Based on the increased rate, the annual dividend comes to $5.60 per share, denoting an increase of 60 cents per share from the prior dividend level. The new dividend will be paid out on Jan 31, 2023 to shareholders of record as of Jan 13, 2023. MAA has delivered 13 years of consecutive dividend increases.
MAA currently pays investors $5.00 per share, or 3.10%, on an annual basis. The company increased its dividend 7 times in the past 5 years, and its payout has grown 4.95% over the same time period. MAA's payout ratio currently sits at 62% of earnings. Check Mid-America Apartment’s dividend history here.
MidAmerica Apartment Communities, Inc. Dividend Yield (TTM)
MidAmerica Apartment Communities, Inc. dividend-yield-ttm | MidAmerica Apartment Communities, Inc. Quote
MAA’s diversified Sunbelt portfolio of suburban-focused communities was less severely affected by the pandemic and the economic shutdown. The pandemic accelerated employment shifts and population inflow into the company’s markets as renters sought more business-friendly, lower-taxed and low-density cities.
Amid these, MAA is poised to capture recovery in demand and leasing compared with expensive coastal markets.
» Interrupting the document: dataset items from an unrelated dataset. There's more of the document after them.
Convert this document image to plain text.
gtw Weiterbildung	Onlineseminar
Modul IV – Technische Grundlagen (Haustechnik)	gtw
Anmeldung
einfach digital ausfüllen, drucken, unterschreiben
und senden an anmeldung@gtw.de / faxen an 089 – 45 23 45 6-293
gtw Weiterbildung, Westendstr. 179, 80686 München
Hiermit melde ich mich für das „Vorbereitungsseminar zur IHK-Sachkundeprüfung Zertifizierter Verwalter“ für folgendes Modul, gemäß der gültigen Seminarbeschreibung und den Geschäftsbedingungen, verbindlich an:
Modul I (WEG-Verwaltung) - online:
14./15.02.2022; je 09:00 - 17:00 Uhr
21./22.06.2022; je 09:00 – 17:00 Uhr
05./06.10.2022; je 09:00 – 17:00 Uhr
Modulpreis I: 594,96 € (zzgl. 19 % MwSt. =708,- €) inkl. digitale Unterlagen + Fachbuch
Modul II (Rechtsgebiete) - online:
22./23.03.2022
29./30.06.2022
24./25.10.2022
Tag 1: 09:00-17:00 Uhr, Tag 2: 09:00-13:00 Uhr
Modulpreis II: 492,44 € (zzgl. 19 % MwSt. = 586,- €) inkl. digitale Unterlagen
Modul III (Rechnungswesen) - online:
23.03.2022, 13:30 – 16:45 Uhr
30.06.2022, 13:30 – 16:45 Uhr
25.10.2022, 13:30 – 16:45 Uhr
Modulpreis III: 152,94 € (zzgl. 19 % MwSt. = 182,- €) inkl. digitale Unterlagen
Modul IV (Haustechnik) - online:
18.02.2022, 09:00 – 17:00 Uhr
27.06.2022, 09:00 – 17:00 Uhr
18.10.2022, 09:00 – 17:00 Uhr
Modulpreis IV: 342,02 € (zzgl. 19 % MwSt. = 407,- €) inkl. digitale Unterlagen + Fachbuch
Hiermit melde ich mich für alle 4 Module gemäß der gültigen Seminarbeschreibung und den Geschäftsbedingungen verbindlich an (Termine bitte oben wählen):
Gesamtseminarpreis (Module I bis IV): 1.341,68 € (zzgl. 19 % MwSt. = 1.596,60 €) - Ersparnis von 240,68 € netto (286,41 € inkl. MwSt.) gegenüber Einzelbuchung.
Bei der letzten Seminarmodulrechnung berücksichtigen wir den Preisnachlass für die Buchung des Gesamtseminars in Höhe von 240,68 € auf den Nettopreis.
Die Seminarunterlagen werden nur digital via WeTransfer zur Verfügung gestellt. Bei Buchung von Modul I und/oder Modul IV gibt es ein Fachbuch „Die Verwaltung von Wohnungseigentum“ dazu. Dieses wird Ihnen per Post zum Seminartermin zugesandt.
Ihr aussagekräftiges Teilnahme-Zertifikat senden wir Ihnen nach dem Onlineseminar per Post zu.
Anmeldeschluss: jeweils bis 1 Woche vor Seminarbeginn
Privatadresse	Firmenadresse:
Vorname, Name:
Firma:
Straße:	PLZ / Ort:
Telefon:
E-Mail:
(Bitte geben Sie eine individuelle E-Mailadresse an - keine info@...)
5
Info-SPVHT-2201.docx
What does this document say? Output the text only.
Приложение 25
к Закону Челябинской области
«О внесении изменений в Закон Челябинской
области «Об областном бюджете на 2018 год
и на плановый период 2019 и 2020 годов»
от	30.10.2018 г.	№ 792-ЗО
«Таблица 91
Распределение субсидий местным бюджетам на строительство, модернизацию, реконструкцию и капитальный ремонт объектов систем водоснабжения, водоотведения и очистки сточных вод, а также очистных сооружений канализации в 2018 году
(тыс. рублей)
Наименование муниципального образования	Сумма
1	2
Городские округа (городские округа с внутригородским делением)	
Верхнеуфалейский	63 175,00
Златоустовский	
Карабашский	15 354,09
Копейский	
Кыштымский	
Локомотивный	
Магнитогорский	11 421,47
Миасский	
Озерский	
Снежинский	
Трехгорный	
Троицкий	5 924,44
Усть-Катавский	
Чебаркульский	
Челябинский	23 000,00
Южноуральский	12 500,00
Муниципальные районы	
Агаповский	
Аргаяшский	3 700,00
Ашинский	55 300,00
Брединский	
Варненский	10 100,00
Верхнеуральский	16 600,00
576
MAA’s current cash flow growth is projected at 39.17% compared with 14.86% growth projected for the industry. Looking at its lower dividend payout (compared to its industry), it seems that its dividend distribution is expected to be sustainable.
Note: Anything related to earnings presented in this write-up represents funds from operations (FFO) — a widely used metric to gauge the performance of REITs.